Between the opening chapters and the next part of Like a Hurricane, there is a shift in the structure and the way that the text is presented. In the beginning chapters of Like A Hurricane, the text is written in a very straightforward, factual manner. This part of the book is fragmented and disconnected, as there are many stories that are sporadically placed between historical facts. In addition, these chapters follow a chronological pattern for the most part.
In contrast, starting in chapter four, the text can be classified more as a narrative than a historical account. It begins to shift from an episodic nature to having a storyline. The first several chapters contain various stories without much reflection whereas in these next chapters, the story starts to connect more.

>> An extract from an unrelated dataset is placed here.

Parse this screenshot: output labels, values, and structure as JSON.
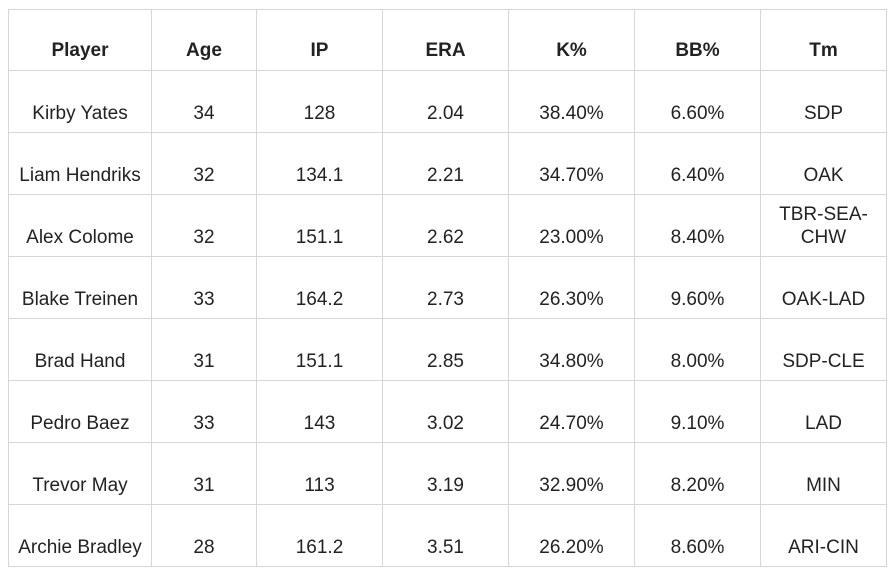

In addition, in this part of the book, the text becomes more descriptive and more dialogue is incorporated into these chapters than in the beginning of the book, as evidenced by the first several pages of chapter five. There are also more side notes included in this section of the text. For instance, when discussing Richard Oakes, the statement, “Where is our leader? Oh he’s too busy partying with celebrities and reading his press clippings to bother with actually showing up here anymore” is in parentheses, which demonstrates the shift of the structure from formal and rigid to more of a narrative.
The change of structure from a historical account to more of a narrative style is observed between the first two sections of the book, and the more descriptive and detailed diction and the addition of dialogue further illustrates this shift.